In a rain-soaked Cornish field, England quietly crossed a wildlife milestone with the first legal release of truly wild beavers. Conservationists on Monday released four of the animals into a river system at Cornwall Wildlife Trust's Helman Tor reserve, the first time the rodents have been legally turned loose on the English mainland rather than kept behind containment barriers, the Guardian reports. A license was also issued for a release in Somerset, reports the BBC. Beavers were wiped out in Britain about 400 years ago by hunting for fur, meat, and an oil they produce.

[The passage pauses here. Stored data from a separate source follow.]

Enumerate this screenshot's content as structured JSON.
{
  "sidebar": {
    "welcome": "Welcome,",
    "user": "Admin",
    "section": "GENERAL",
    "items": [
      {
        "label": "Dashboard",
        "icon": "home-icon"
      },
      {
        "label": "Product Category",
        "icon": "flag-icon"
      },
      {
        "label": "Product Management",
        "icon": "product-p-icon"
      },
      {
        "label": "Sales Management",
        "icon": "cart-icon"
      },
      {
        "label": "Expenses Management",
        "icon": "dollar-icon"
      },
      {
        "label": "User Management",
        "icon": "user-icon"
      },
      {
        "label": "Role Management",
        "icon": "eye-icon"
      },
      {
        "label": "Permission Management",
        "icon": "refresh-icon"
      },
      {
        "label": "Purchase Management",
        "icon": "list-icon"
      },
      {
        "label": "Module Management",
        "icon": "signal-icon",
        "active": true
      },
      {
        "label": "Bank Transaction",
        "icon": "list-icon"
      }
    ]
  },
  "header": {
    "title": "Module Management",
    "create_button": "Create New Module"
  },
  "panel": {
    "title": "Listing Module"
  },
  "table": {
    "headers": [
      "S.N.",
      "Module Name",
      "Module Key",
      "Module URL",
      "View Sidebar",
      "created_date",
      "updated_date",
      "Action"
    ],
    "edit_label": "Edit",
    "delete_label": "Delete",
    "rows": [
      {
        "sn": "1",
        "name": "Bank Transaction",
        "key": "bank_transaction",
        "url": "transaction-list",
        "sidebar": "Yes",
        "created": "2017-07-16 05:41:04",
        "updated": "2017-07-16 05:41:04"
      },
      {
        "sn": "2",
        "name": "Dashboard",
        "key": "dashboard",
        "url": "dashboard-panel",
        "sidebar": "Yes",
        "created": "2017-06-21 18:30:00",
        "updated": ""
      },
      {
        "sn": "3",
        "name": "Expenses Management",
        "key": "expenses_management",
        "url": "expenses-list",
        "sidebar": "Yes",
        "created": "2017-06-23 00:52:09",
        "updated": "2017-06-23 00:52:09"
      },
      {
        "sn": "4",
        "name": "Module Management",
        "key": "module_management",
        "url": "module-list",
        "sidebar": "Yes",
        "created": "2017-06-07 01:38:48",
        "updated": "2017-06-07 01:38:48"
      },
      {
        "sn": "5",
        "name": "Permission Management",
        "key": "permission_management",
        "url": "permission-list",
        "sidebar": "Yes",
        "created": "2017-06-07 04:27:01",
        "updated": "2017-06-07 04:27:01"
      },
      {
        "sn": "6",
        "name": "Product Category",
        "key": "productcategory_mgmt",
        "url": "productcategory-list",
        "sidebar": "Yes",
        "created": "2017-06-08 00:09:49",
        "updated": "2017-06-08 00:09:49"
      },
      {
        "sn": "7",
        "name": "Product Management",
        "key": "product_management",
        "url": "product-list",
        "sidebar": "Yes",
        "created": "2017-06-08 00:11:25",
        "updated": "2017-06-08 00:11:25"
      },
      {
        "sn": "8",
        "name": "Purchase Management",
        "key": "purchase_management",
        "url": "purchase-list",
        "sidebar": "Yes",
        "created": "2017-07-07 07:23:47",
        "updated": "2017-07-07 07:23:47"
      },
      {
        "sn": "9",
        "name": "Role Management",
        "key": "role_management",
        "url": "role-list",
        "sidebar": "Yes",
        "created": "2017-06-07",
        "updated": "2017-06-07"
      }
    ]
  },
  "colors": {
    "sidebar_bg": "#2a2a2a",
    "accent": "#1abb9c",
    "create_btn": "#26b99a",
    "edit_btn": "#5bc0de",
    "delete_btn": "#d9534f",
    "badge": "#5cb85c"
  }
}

Two of those released in Cornwall came from separate enclosures in Cheshire and Dorset and met for the first time as their crates were opened—a setup one project leader jokingly called a "beaver blind date." The Guardian reports that it appeared to go well: "After greeting each other with a sniff, the pair swam off into the horizon." A national studbook is being used to safeguard genetic diversity, and experts hope the pair will found a self-sustaining colony. Beavers are considered a "keystone" species: their dams slow floodwater, store water during drought, filter pollution, and create wetlands that support more birds, bats, amphibians, fish, and invertebrates.
Getting to this moment has been slow and expensive. The Cornwall Wildlife Trust says it took roughly a year and about $200,000 in administrative and survey costs to secure a license from government agency Natural England to release just four beavers across about 750 acres. The delays have helped fuel "beaver bombing," the covert release of animals without permission; an unknown party secretly introduced a pair to Helman Tor in 2024, a move conservationists publicly reject but admit has transformed the landscape faster and cheaper than human-made ponds.
- The "beaver bombing" has led to the establishment of several wild beaver populations in England. In December, a wild beaver was spotted in Norfolk for the first time in around 500 years. "No one knows where it's come from, but it's found what I consider a perfect beaver habitat," nature reserve manager Richard Spowage told the Guardian.
Natural England says it is now working on more than 30 licensed projects and promises a more streamlined, possibly cheaper system, with large-scale releases planned on major river catchments including the Humber, Severn, and Thames. Wildlife groups aim to put about 100 beavers into their reserves this year, betting that the animals' engineering skills will prove their worth faster than any policy paper.